A minimalist modular abstraction has always driven molecular genetics, and it is appealing to consider how insights from simple synthetic circuits might complement current analysis of natural variation and selected gene edits to tackle the regulatory logic of genome expression in all its developmental and evolutionary detail. The simplicity of designed circuits becomes all the more appealing in the face of the apparently endless complexity of the regulation of gene expression in mammalian cells.

In a News & Views (p 1164), Feilun Wu and Lingchong You point out that, despite many decades of molecular genetic manipulation of the best studied prokaryote, Escherichia coli, we still lack a toolkit of independent and compatible regulatory elements to control a gene circuit at the transcriptional level. Jeff Hasty and colleagues (p 1282) offer a way to invoke what Wu and You call a “subroutine” by controlling expression levels via plasmid copy number. This strategy is not limited to prokaryotes, as mammalian viruses, amplicons and episomes are conceptually similar. We are therefore enthusiastic to encourage abstraction of the regulatory logic of gene expression and its epigenetic control into the minimal essential components and their connections that are necessary and sufficient to deliver regulatory outcomes similar to those found in living eukaryotic cells.

Synthetic regulatory circuits designed de novo may thus provide clearer insights into the logic of gene regulation without the inherent complexity of evolved systems.
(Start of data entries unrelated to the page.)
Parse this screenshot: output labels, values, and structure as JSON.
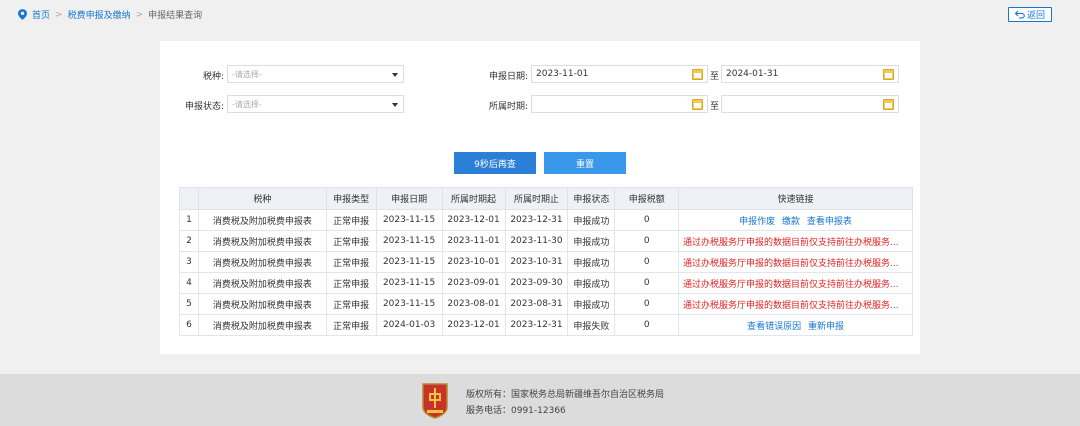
{
  "breadcrumb": {
    "home": "首页",
    "section": "税费申报及缴纳",
    "current": "申报结果查询",
    "sep": ">"
  },
  "back_label": "返回",
  "form": {
    "tax_type_label": "税种:",
    "tax_type_placeholder": "-请选择-",
    "status_label": "申报状态:",
    "status_placeholder": "-请选择-",
    "date_label": "申报日期:",
    "date_from": "2023-11-01",
    "date_to": "2024-01-31",
    "period_label": "所属时期:",
    "period_from": "",
    "period_to": "",
    "to": "至"
  },
  "buttons": {
    "query": "9秒后再查",
    "reset": "重置"
  },
  "table": {
    "headers": [
      "",
      "税种",
      "申报类型",
      "申报日期",
      "所属时期起",
      "所属时期止",
      "申报状态",
      "申报税额",
      "快速链接"
    ],
    "rows": [
      {
        "no": "1",
        "tax": "消费税及附加税费申报表",
        "type": "正常申报",
        "date": "2023-11-15",
        "from": "2023-12-01",
        "to": "2023-12-31",
        "status": "申报成功",
        "amount": "0",
        "links": [
          "申报作废",
          "缴款",
          "查看申报表"
        ],
        "msg": ""
      },
      {
        "no": "2",
        "tax": "消费税及附加税费申报表",
        "type": "正常申报",
        "date": "2023-11-15",
        "from": "2023-11-01",
        "to": "2023-11-30",
        "status": "申报成功",
        "amount": "0",
        "links": [],
        "msg": "通过办税服务厅申报的数据目前仅支持前往办税服务..."
      },
      {
        "no": "3",
        "tax": "消费税及附加税费申报表",
        "type": "正常申报",
        "date": "2023-11-15",
        "from": "2023-10-01",
        "to": "2023-10-31",
        "status": "申报成功",
        "amount": "0",
        "links": [],
        "msg": "通过办税服务厅申报的数据目前仅支持前往办税服务..."
      },
      {
        "no": "4",
        "tax": "消费税及附加税费申报表",
        "type": "正常申报",
        "date": "2023-11-15",
        "from": "2023-09-01",
        "to": "2023-09-30",
        "status": "申报成功",
        "amount": "0",
        "links": [],
        "msg": "通过办税服务厅申报的数据目前仅支持前往办税服务..."
      },
      {
        "no": "5",
        "tax": "消费税及附加税费申报表",
        "type": "正常申报",
        "date": "2023-11-15",
        "from": "2023-08-01",
        "to": "2023-08-31",
        "status": "申报成功",
        "amount": "0",
        "links": [],
        "msg": "通过办税服务厅申报的数据目前仅支持前往办税服务..."
      },
      {
        "no": "6",
        "tax": "消费税及附加税费申报表",
        "type": "正常申报",
        "date": "2024-01-03",
        "from": "2023-12-01",
        "to": "2023-12-31",
        "status": "申报失败",
        "amount": "0",
        "links": [
          "查看错误原因",
          "重新申报"
        ],
        "msg": ""
      }
    ]
  },
  "footer": {
    "copyright": "版权所有：国家税务总局新疆维吾尔自治区税务局",
    "phone": "服务电话：0991-12366"
  },
  "colors": {
    "accent": "#1677d2",
    "button": "#3a98ea",
    "error": "#e02424"
  }
}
However, repurposing even well-characterized elements of natural regulatory systems in a new context can lead to surprises. One of the simplest possible examples, analysis of just a few hundred base pairs of adeno-associated virus type 2 (AAV2), sufficient to vector therapeutic gene constructs into human cells, illustrates the difficulty of completely specifying a synthetic construct derived from an existing biological entity (p 1267). Although AAV2 fragments have been safely used as a vector in humans, these can be further improved here by eliminating an undesirable functional element, namely an enhancer–promoter cluster of binding sites for three hepatic transcription factors capable of dysregulating genes that promote hepatocellular carcinoma.

This issue of the journal also showcases genetic dissection of mammalian gene expression and regulatory elements using the evolutionary history of human populations (p 1202), transcriptional commitment of different neural and cancer cell types (pp 1239, 1261) and comparative methods using conservation between human and mouse (pp 1202, 1231, 1239). Terence Capellini, David Kingsley and colleagues (p 1202) compared coding mutations causing limb dysplasia in mice and humans and found positive selection in out-of-Africa human populations upon recent GDF5 regulatory variants predisposing to osteoarthritis. They suggest that selection in Northern regions may have favored these variants that confer shorter distal-limb elements and concomitant elevated risk of osteoarthritis.
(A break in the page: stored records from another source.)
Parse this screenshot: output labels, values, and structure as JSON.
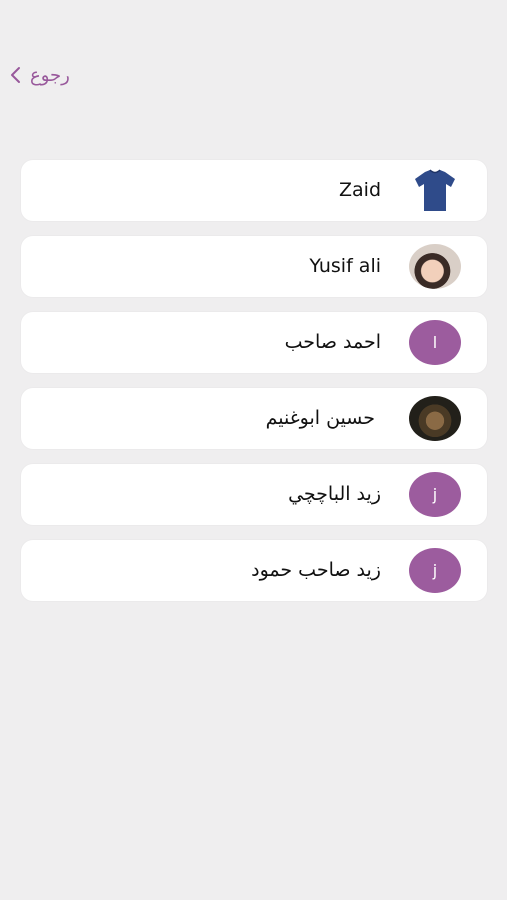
{
  "header": {
    "back_label": "رجوع"
  },
  "contacts": [
    {
      "name": "Zaid",
      "avatar": "tshirt-icon",
      "avatar_letter": ""
    },
    {
      "name": "Yusif ali",
      "avatar": "photo",
      "avatar_letter": ""
    },
    {
      "name": "احمد صاحب",
      "avatar": "letter",
      "avatar_letter": "ا"
    },
    {
      "name": "حسين ابوغنيم",
      "avatar": "photo",
      "avatar_letter": ""
    },
    {
      "name": "زيد الباچچي",
      "avatar": "letter",
      "avatar_letter": "j"
    },
    {
      "name": "زيد صاحب حمود",
      "avatar": "letter",
      "avatar_letter": "j"
    }
  ],
  "colors": {
    "accent": "#9c5c9e",
    "background": "#efeeef",
    "card": "#ffffff"
  }
}
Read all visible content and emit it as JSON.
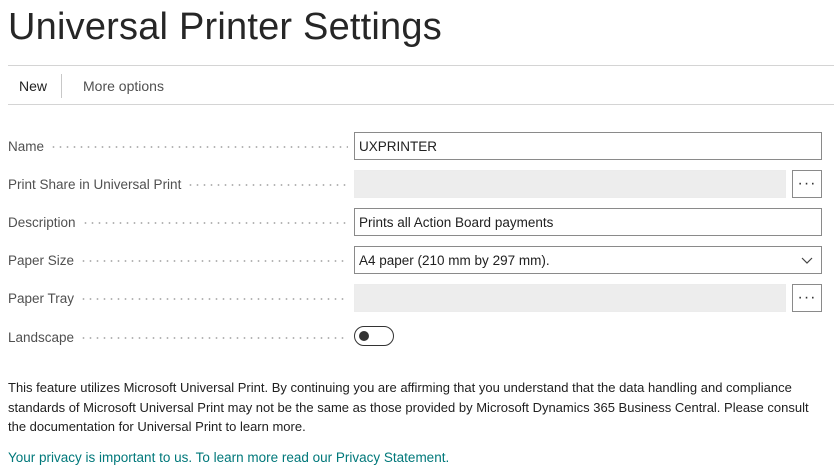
{
  "page": {
    "title": "Universal Printer Settings"
  },
  "actions": {
    "new_label": "New",
    "more_options_label": "More options"
  },
  "fields": {
    "name": {
      "label": "Name",
      "value": "UXPRINTER"
    },
    "print_share": {
      "label": "Print Share in Universal Print",
      "value": "",
      "lookup_glyph": "···"
    },
    "description": {
      "label": "Description",
      "value": "Prints all Action Board payments"
    },
    "paper_size": {
      "label": "Paper Size",
      "value": "A4 paper (210 mm by 297 mm)."
    },
    "paper_tray": {
      "label": "Paper Tray",
      "value": "",
      "lookup_glyph": "···"
    },
    "landscape": {
      "label": "Landscape",
      "checked": false
    }
  },
  "notice": {
    "text": "This feature utilizes Microsoft Universal Print. By continuing you are affirming that you understand that the data handling and compliance standards of Microsoft Universal Print may not be the same as those provided by Microsoft Dynamics 365 Business Central. Please consult the documentation for Universal Print to learn more."
  },
  "privacy": {
    "link_text": "Your privacy is important to us. To learn more read our Privacy Statement."
  },
  "colors": {
    "link": "#00787a",
    "disabled_field": "#ededed",
    "border": "#8a8a8a"
  }
}
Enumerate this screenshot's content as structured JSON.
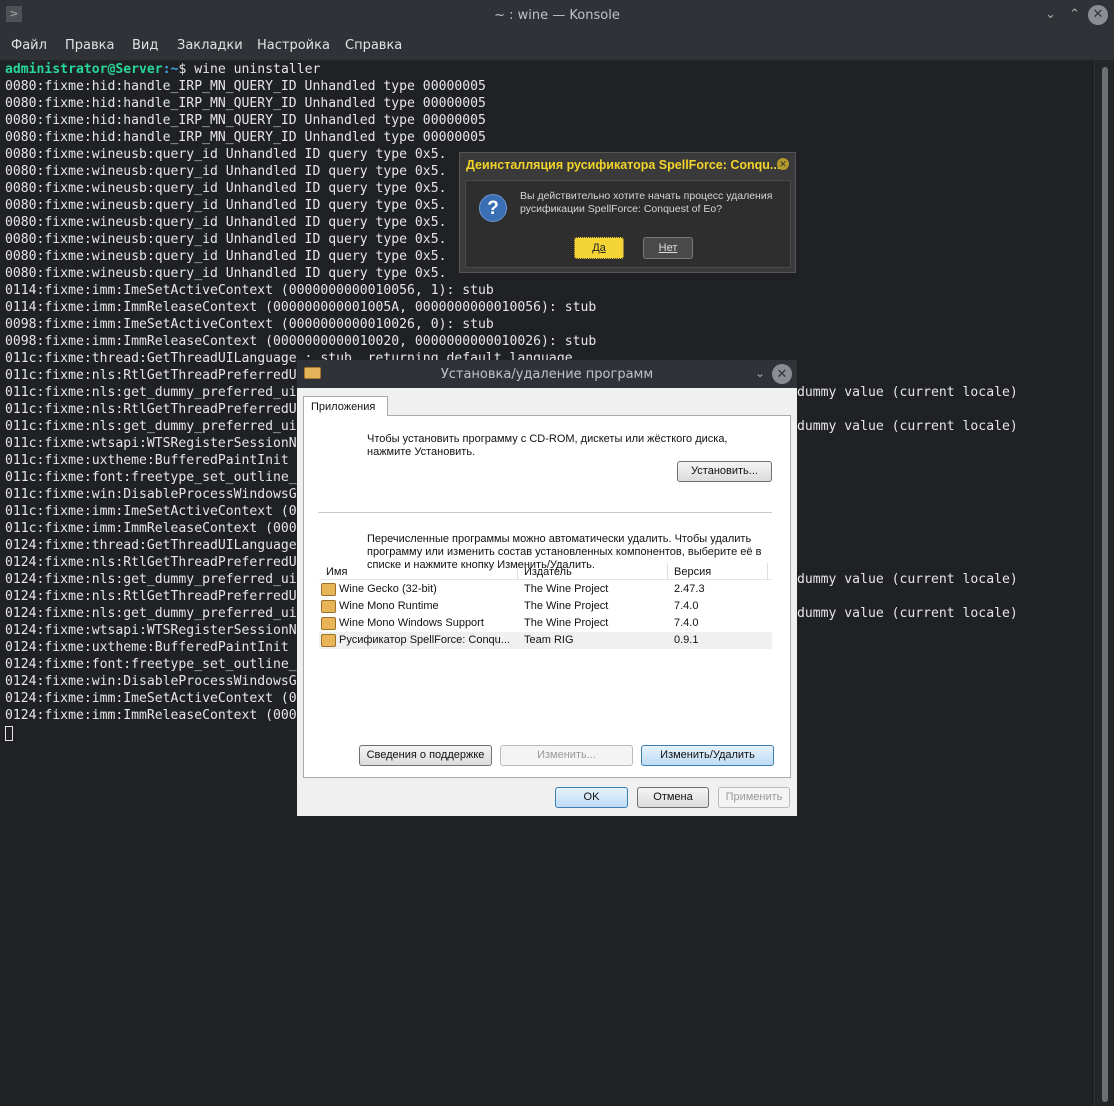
{
  "window": {
    "title": "~ : wine — Konsole"
  },
  "menu": [
    "Файл",
    "Правка",
    "Вид",
    "Закладки",
    "Настройка",
    "Справка"
  ],
  "prompt": {
    "user_host": "administrator@Server",
    "path": ":~",
    "symbol": "$",
    "command": " wine uninstaller"
  },
  "terminal_lines": [
    {
      "text": "0080:fixme:hid:handle_IRP_MN_QUERY_ID Unhandled type 00000005"
    },
    {
      "text": "0080:fixme:hid:handle_IRP_MN_QUERY_ID Unhandled type 00000005"
    },
    {
      "text": "0080:fixme:hid:handle_IRP_MN_QUERY_ID Unhandled type 00000005"
    },
    {
      "text": "0080:fixme:hid:handle_IRP_MN_QUERY_ID Unhandled type 00000005"
    },
    {
      "text": "0080:fixme:wineusb:query_id Unhandled ID query type 0x5."
    },
    {
      "text": "0080:fixme:wineusb:query_id Unhandled ID query type 0x5."
    },
    {
      "text": "0080:fixme:wineusb:query_id Unhandled ID query type 0x5."
    },
    {
      "text": "0080:fixme:wineusb:query_id Unhandled ID query type 0x5."
    },
    {
      "text": "0080:fixme:wineusb:query_id Unhandled ID query type 0x5."
    },
    {
      "text": "0080:fixme:wineusb:query_id Unhandled ID query type 0x5."
    },
    {
      "text": "0080:fixme:wineusb:query_id Unhandled ID query type 0x5."
    },
    {
      "text": "0080:fixme:wineusb:query_id Unhandled ID query type 0x5."
    },
    {
      "text": "0114:fixme:imm:ImeSetActiveContext (0000000000010056, 1): stub"
    },
    {
      "text": "0114:fixme:imm:ImmReleaseContext (000000000001005A, 0000000000010056): stub"
    },
    {
      "text": "0098:fixme:imm:ImeSetActiveContext (0000000000010026, 0): stub"
    },
    {
      "text": "0098:fixme:imm:ImmReleaseContext (0000000000010020, 0000000000010026): stub"
    },
    {
      "text": "011c:fixme:thread:GetThreadUILanguage : stub, returning default language."
    },
    {
      "text": "011c:fixme:nls:RtlGetThreadPreferredU"
    },
    {
      "text": "011c:fixme:nls:get_dummy_preferred_ui",
      "tail": "dummy value (current locale)"
    },
    {
      "text": "011c:fixme:nls:RtlGetThreadPreferredU"
    },
    {
      "text": "011c:fixme:nls:get_dummy_preferred_ui",
      "tail": "dummy value (current locale)"
    },
    {
      "text": "011c:fixme:wtsapi:WTSRegisterSessionN"
    },
    {
      "text": "011c:fixme:uxtheme:BufferedPaintInit"
    },
    {
      "text": "011c:fixme:font:freetype_set_outline_"
    },
    {
      "text": "011c:fixme:win:DisableProcessWindowsG"
    },
    {
      "text": "011c:fixme:imm:ImeSetActiveContext (0"
    },
    {
      "text": "011c:fixme:imm:ImmReleaseContext (000"
    },
    {
      "text": "0124:fixme:thread:GetThreadUILanguage"
    },
    {
      "text": "0124:fixme:nls:RtlGetThreadPreferredU"
    },
    {
      "text": "0124:fixme:nls:get_dummy_preferred_ui",
      "tail": "dummy value (current locale)"
    },
    {
      "text": "0124:fixme:nls:RtlGetThreadPreferredU"
    },
    {
      "text": "0124:fixme:nls:get_dummy_preferred_ui",
      "tail": "dummy value (current locale)"
    },
    {
      "text": "0124:fixme:wtsapi:WTSRegisterSessionN"
    },
    {
      "text": "0124:fixme:uxtheme:BufferedPaintInit"
    },
    {
      "text": "0124:fixme:font:freetype_set_outline_"
    },
    {
      "text": "0124:fixme:win:DisableProcessWindowsG"
    },
    {
      "text": "0124:fixme:imm:ImeSetActiveContext (0"
    },
    {
      "text": "0124:fixme:imm:ImmReleaseContext (000"
    }
  ],
  "confirm_dialog": {
    "title": "Деинсталляция русификатора SpellForce: Conqu...",
    "message": "Вы действительно хотите начать процесс удаления русификации SpellForce: Conquest of Eo?",
    "yes": "Да",
    "no": "Нет",
    "accent": "#f5d535"
  },
  "programs_dialog": {
    "title": "Установка/удаление программ",
    "tab": "Приложения",
    "install_text": "Чтобы установить программу с CD-ROM, дискеты или жёсткого диска, нажмите Установить.",
    "install_button": "Установить...",
    "remove_text": "Перечисленные программы можно автоматически удалить. Чтобы удалить программу или изменить состав установленных компонентов, выберите её в списке и нажмите кнопку Изменить/Удалить.",
    "columns": [
      "Имя",
      "Издатель",
      "Версия"
    ],
    "rows": [
      {
        "name": "Wine Gecko (32-bit)",
        "publisher": "The Wine Project",
        "version": "2.47.3"
      },
      {
        "name": "Wine Mono Runtime",
        "publisher": "The Wine Project",
        "version": "7.4.0"
      },
      {
        "name": "Wine Mono Windows Support",
        "publisher": "The Wine Project",
        "version": "7.4.0"
      },
      {
        "name": "Русификатор SpellForce: Conqu...",
        "publisher": "Team RIG",
        "version": "0.9.1"
      }
    ],
    "support_button": "Сведения о поддержке",
    "modify_button": "Изменить...",
    "modify_remove_button": "Изменить/Удалить",
    "ok": "OK",
    "cancel": "Отмена",
    "apply": "Применить"
  }
}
Schahram Akbarian and colleagues (p 1239) found that loss of the histone H3 lysine 9 methyltransferase encoded by Setdb1 in mature mouse neurons results in the collapse of a large topological domain encompassing a protocadherin gene cluster. Instead of stochastic single-cell expression, these cell adhesion genes are expressed from a series of smaller domains to high levels in a greater number of neurons that then gain different connectivity and function. Interestingly, a number of mouse deletions and human haplotypes in the region have been associated with cognitive phenotypes.
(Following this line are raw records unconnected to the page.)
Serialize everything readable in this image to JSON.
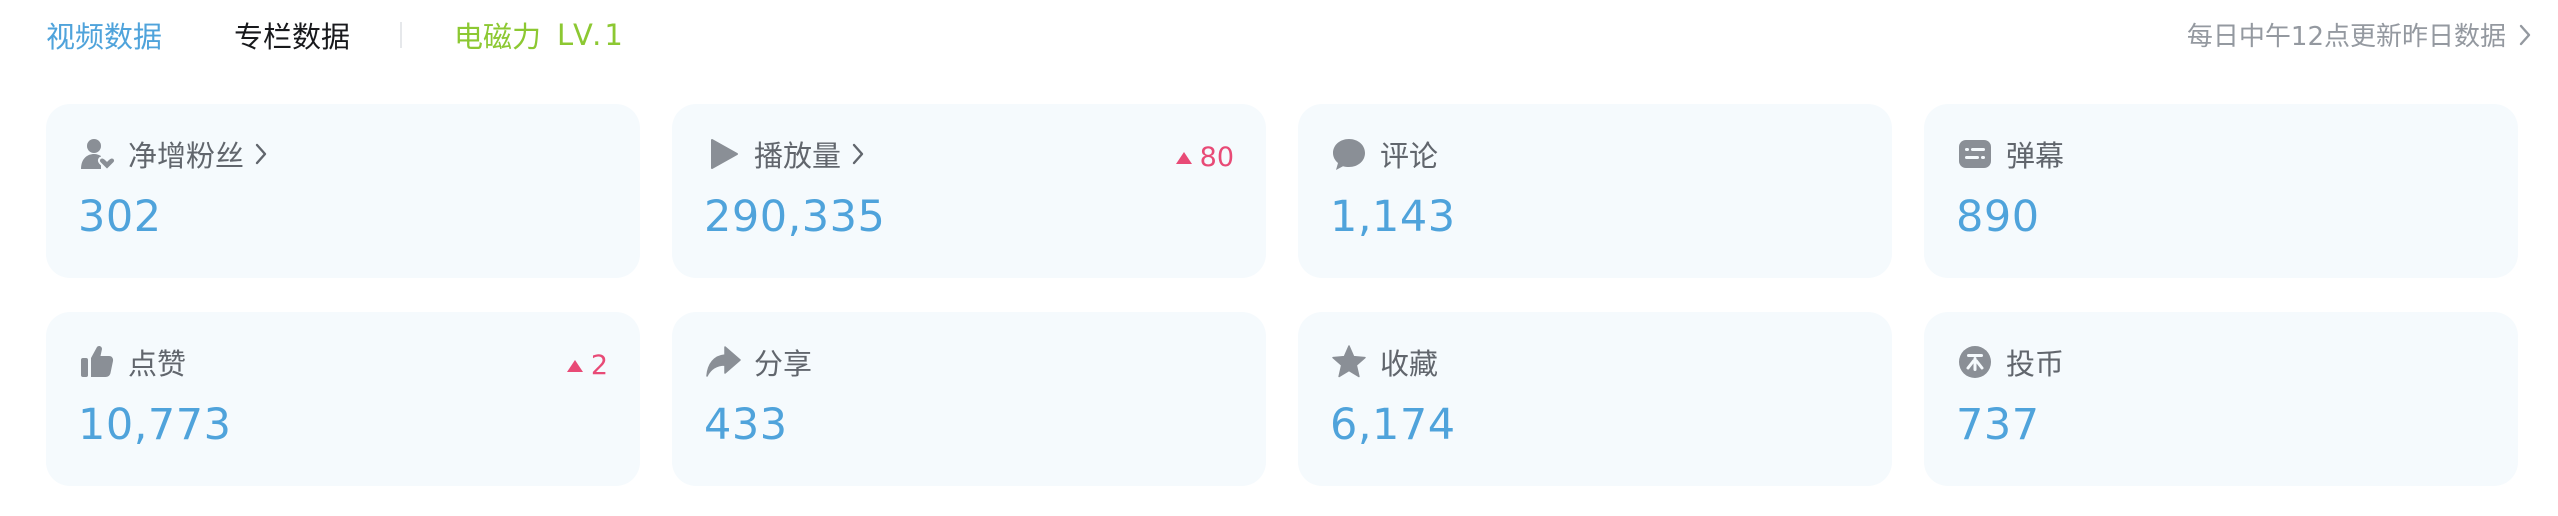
{
  "tabs": [
    {
      "label": "视频数据",
      "active": true
    },
    {
      "label": "专栏数据",
      "active": false
    }
  ],
  "level": {
    "label": "电磁力",
    "value": "LV.1"
  },
  "update_note": "每日中午12点更新昨日数据",
  "colors": {
    "accent": "#4fa3db",
    "level": "#8cc832",
    "increase": "#e84a76",
    "card_bg": "#f5fafd"
  },
  "cards": [
    {
      "label": "净增粉丝",
      "icon": "user-heart-icon",
      "value": "302",
      "has_link": true,
      "delta": ""
    },
    {
      "label": "播放量",
      "icon": "play-icon",
      "value": "290,335",
      "has_link": true,
      "delta": "80"
    },
    {
      "label": "评论",
      "icon": "comment-icon",
      "value": "1,143",
      "has_link": false,
      "delta": ""
    },
    {
      "label": "弹幕",
      "icon": "danmaku-icon",
      "value": "890",
      "has_link": false,
      "delta": ""
    },
    {
      "label": "点赞",
      "icon": "thumb-up-icon",
      "value": "10,773",
      "has_link": false,
      "delta": "2"
    },
    {
      "label": "分享",
      "icon": "share-icon",
      "value": "433",
      "has_link": false,
      "delta": ""
    },
    {
      "label": "收藏",
      "icon": "star-icon",
      "value": "6,174",
      "has_link": false,
      "delta": ""
    },
    {
      "label": "投币",
      "icon": "coin-icon",
      "value": "737",
      "has_link": false,
      "delta": ""
    }
  ]
}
Johan van Nes, Rogier Versteeg and colleagues (p 1261) found that neuroblastomas adopt mesenchymal or adrenergic cell fates relevant to outcome and phenotypic plasticity. Indeed, isogenic cells can adopt either fate as they grow in vivo, suggesting that these commitments are determined epigenetically. The authors suggest a role for a feed-forward network of transcription factor genes and their extended enhancer regions bound by the same set of factors they encode, forming identity-reinforcing circuits. Transcription factor genes shared by the two states might provide a reprogramming mechanism to switch cancer cells epigenetically between alternative phenotypes.

A comprehensive resource article from the International Mouse Phenotyping Consortium (p 1231) reports systematic analysis of the first 3,328 knockout mouse lines, enabling much new biology and many Mendelian disease models. When models to dissect genome function reach this scale, there is certainly plenty of room for simple, modular synthetic approaches to complement their natural complexity.